Thursday, March 24, 2005

Survivor Palau: Episode 6

It’s night 12 on Ulong beach, and the Ibrehem bashing continues. James, who looks like he hasn't seen straight in years, demands "focus." Next morning, Ibrehem, after praying toward Mecca, opines that God had a hand in his savior at the last Tribal Council. If that's so, I wish Allah would spend a little more time helping the Muslims in the Middle East to a less violent lifestyle and a little less shepherding Ibrehem through a silly TV program.
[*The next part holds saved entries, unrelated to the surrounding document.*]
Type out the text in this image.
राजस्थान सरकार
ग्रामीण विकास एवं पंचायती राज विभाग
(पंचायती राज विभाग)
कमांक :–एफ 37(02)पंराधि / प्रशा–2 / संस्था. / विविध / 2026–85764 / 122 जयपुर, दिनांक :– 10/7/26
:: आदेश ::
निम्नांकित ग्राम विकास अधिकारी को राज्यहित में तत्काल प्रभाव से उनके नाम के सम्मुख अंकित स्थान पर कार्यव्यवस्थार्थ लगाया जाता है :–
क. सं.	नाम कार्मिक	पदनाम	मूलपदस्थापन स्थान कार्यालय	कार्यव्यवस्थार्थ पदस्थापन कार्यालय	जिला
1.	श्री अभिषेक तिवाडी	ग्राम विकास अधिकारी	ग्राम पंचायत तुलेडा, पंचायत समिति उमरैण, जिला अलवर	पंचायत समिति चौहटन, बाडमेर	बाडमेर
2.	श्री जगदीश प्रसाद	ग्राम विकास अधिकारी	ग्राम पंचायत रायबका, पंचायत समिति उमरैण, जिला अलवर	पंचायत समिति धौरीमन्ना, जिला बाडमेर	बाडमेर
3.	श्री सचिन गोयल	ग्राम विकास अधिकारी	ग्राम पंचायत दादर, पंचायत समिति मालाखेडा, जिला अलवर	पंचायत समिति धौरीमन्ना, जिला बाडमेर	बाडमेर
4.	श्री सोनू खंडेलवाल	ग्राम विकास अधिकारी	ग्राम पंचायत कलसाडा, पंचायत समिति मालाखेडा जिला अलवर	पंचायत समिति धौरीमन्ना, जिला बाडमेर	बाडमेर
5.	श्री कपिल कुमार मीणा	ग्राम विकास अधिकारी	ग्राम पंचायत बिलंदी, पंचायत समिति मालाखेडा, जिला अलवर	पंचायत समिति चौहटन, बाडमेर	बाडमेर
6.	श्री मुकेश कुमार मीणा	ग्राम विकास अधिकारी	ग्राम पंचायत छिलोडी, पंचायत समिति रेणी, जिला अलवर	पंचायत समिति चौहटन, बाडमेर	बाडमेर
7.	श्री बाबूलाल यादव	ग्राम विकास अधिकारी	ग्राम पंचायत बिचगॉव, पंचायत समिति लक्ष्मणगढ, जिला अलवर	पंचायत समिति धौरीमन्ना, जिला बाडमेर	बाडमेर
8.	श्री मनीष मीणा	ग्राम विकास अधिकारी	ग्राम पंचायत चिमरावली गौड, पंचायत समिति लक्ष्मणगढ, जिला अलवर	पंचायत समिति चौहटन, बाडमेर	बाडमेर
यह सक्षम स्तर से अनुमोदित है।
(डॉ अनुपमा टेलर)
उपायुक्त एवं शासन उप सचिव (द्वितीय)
That morning at Koror, it's home improvement day. Colby and Caryn dish on Katie for weaving. Then, in possibly the weirdest thing I have ever seen, Koror has a sock puppet show making fun of Ulong. "Ahm Bobby Jon, ah luv everbody, and ah look lahk jeezus chrast." I haven't seen a display that juvenile since I left junior high school. And these are adults, trying to win a million bucks.

Tree mail arrives with a Pringle's potato chip announcing the reward challenge, which turns out to be a shooting competition with a replica WWII era .50-caliber canon. My first impression is "COOL!" but it turns out to be a lame paintball gun gussied up like the real thing. Still, it's better than slingshots, I suppose.

The shooting begins, and nobody hits much of anything. After a few times through the rotation, they get better, and eventually Ulong wins when Steph hits and Caryn misses. Steph is not just happy - she's positively radiant. And ya know what? I'm happy for her. And for me. Because reward includes not only potato chips, but cocktails and a snorkeling trip. And I've been longing to watch Steph snorkel all season. Steph snorkeling drunk is that much more enticing. I rub my self hands with glee and make a fresh gin and tonic.

Off goes Ulong on a Japanese yacht of sorts, munching Pringles and drinking. And it's all in all one of the most boring rewards yet. Steph looks good again in her underwire bra, but there's not much of anything going on. Bobby Jon helpfully informs us that he will never be here again. I wonder if BJ will ever see the Macon County line again when he is through with this thing.

Night 13 finds Koror in the midst of a tremendous thunderstorm. Lightning, wind, rain, and terror. The next morning the tribe is visibly shaken. Janu responds by crying in the hammock all day. Tom tries to encourage her, but I am pretty much over her histrionics. I mean, they are in a shelter built by the crew, for crying out load! No Survivor group ever had a better shelter, and Janu is sobbing like a baby? Get over yourself.

Ulong receives treemail demanding they tie a chest up so that Koror can't get in it. James, who claimed to know something about guns in the last challenge but missed every freaking shot he took, now declares, "Ah know a few thangs about knots. Got a plan fer ya, ah learned this in the Navy." James proceeds to tie a bizarre looking birdsnest of a knot, and the tribe seems hopeful. Will Ulong win two in row, or will James look like an idiot? Let me rephrase that: Will James look even more foolish than he already does?

The tribes gather together for immunity challenge. Probst stands next to the immunity idol, and my wife remarks that they look alike in the same way dogs resemble their owners. And you know what? She’s right.

Off they go, both tribes building a fortress around their trunk. Or, more accurately, piling a bunch of tree limbs on top of their trunk. After 20 minutes, they stop and try to dismantle the other's work.

Will James's knot be the secret weapon? Koror reaches the trunk first and encounter "The Knot," which doesn't appear to slow them down. They win immunity yet again as, Steph shakes her head in disgust. Probst demonstrates his grasp of differential calculus and matrix algebra by announcing, "Someone's going home and this tribe will be down to three."

Ibrehem declares that he will vote for James. Steph and James try to rally against Ibrehem, with James picking up on the religion thing: "Ibreheem's overstaid his welcum. He wuz mint to go lahst tahm, and bah the grayce a All-ah, he din't go. Well, mah god sez he iz tah-day." Meanwhile, we see Bobby Jon and Stephenie scheming to run James out tonight, followed by Ibrehem. They seem resigned that the remaining three will return to tribal council before the tribes merge, and who can question that logic?

On to tribal council. James goes all psychological, and Probst rips them a new one, pointing out that Ibrehem took a stroll and James played with his clothing, and that's what lost them the immunity challenge. James's response? "That's not what held us up." Yeah, and hanging around a bar drinking all day wouldn't keep me from doing my work.

Off they go to vote, Probst tallies, and it's a tie between James and Ibrehem. Bobby Jon and Steph re-vote, and James is finally toast. "Ah unnerstaind, y'all" marks the end of my James dialog transcriptions. And I was just starting to get good at transcribing in Alabamese.